American jockey (1923–2019)

David Erb (November 28, 1923 – November 22, 2019) was an American jockey and trainer in Thoroughbred horse racing. He started riding as a young farm boy and began his professional riding career in 1938, competing at tracks in his native Nebraska. He got his first win at Oaklawn Park Race Track in Hot Springs, Arkansas.

Born in Grand Island, Nebraska, as boy David Erb's family moved to a farm at York, Nebraska. He had his first introduction to horse racing at a Nebraska State Fair which triggered a desire to become a jockey and at age fifteen he rode competitively for the first time at a bush track in Clay Center, Nebraska.

In the June 18, 1955 Californian Stakes at Hollywood Park Racetrack, Dave Erb was the substitute rider for the suspended Bill Shoemaker aboard Swaps. Erb piloted the three-year-old colt to a world record time of 1:40 2/5 for a mile and a sixteenth on dirt. That same year, Dave Erb became the regular jockey for future U.S. Racing Hall of Fame inductee, Swoon's Son.
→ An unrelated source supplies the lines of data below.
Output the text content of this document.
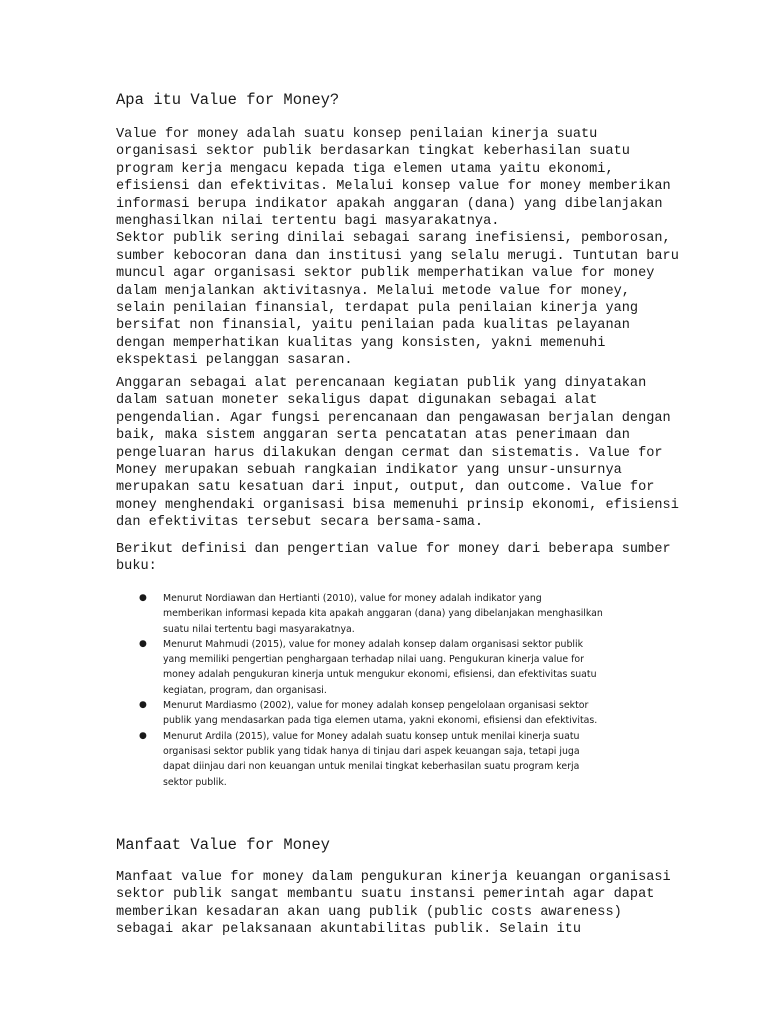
Apa itu Value for Money?
Value for money adalah suatu konsep penilaian kinerja suatu
organisasi sektor publik berdasarkan tingkat keberhasilan suatu
program kerja mengacu kepada tiga elemen utama yaitu ekonomi,
efisiensi dan efektivitas. Melalui konsep value for money memberikan
informasi berupa indikator apakah anggaran (dana) yang dibelanjakan
menghasilkan nilai tertentu bagi masyarakatnya.
Sektor publik sering dinilai sebagai sarang inefisiensi, pemborosan,
sumber kebocoran dana dan institusi yang selalu merugi. Tuntutan baru
muncul agar organisasi sektor publik memperhatikan value for money
dalam menjalankan aktivitasnya. Melalui metode value for money,
selain penilaian finansial, terdapat pula penilaian kinerja yang
bersifat non finansial, yaitu penilaian pada kualitas pelayanan
dengan memperhatikan kualitas yang konsisten, yakni memenuhi
ekspektasi pelanggan sasaran.
Anggaran sebagai alat perencanaan kegiatan publik yang dinyatakan
dalam satuan moneter sekaligus dapat digunakan sebagai alat
pengendalian. Agar fungsi perencanaan dan pengawasan berjalan dengan
baik, maka sistem anggaran serta pencatatan atas penerimaan dan
pengeluaran harus dilakukan dengan cermat dan sistematis. Value for
Money merupakan sebuah rangkaian indikator yang unsur-unsurnya
merupakan satu kesatuan dari input, output, dan outcome. Value for
money menghendaki organisasi bisa memenuhi prinsip ekonomi, efisiensi
dan efektivitas tersebut secara bersama-sama.
Berikut definisi dan pengertian value for money dari beberapa sumber
buku:
● Menurut Nordiawan dan Hertianti (2010), value for money adalah indikator yang
memberikan informasi kepada kita apakah anggaran (dana) yang dibelanjakan menghasilkan
suatu nilai tertentu bagi masyarakatnya.
● Menurut Mahmudi (2015), value for money adalah konsep dalam organisasi sektor publik
yang memiliki pengertian penghargaan terhadap nilai uang. Pengukuran kinerja value for
money adalah pengukuran kinerja untuk mengukur ekonomi, efisiensi, dan efektivitas suatu
kegiatan, program, dan organisasi.
● Menurut Mardiasmo (2002), value for money adalah konsep pengelolaan organisasi sektor
publik yang mendasarkan pada tiga elemen utama, yakni ekonomi, efisiensi dan efektivitas.
● Menurut Ardila (2015), value for Money adalah suatu konsep untuk menilai kinerja suatu
organisasi sektor publik yang tidak hanya di tinjau dari aspek keuangan saja, tetapi juga
dapat diinjau dari non keuangan untuk menilai tingkat keberhasilan suatu program kerja
sektor publik.
Manfaat Value for Money
Manfaat value for money dalam pengukuran kinerja keuangan organisasi
sektor publik sangat membantu suatu instansi pemerintah agar dapat
memberikan kesadaran akan uang publik (public costs awareness)
sebagai akar pelaksanaan akuntabilitas publik. Selain itu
Ridden by Erb in all but one of his twenty-two career stakes race wins, they competed primarily at tracks in Chicago and Kentucky.

In 1956 Erb won the most important races of his career aboard the future Hall of Fame colt, Needles. After winning the Flamingo Stakes and the Florida Derby, Erb and Needles narrowly missed winning the American Triple Crown. They won the Kentucky Derby, finished second to Fabius in the Preakness Stakes, then won the Belmont Stakes.

After retiring as a jockey in 1960, Dave Erb trained horses. In 1963, he enjoyed great success with the colt Hurry to Market who was voted American Co-Champion Two-Year-Old Colt.

David Erb retired from the industry in 1988. He and wife, Lenni, settled on a small farm near Greenfield Center, New York. In 2008, Dave Erb became the 29th jockey to add his handprint and signature in cement to the "Gallup to Glory" display at the Galt House hotel in Louisville, Kentucky.

Erb was a contestat on the TV game show To Tell the Truth on February 26, 1957.

In September 2019, Erb, then aged 95 and suffering from dementia went missing and an alert was sent out to the general public. He was later found safe. However, he died two months later, a week shy of this 96th birthday.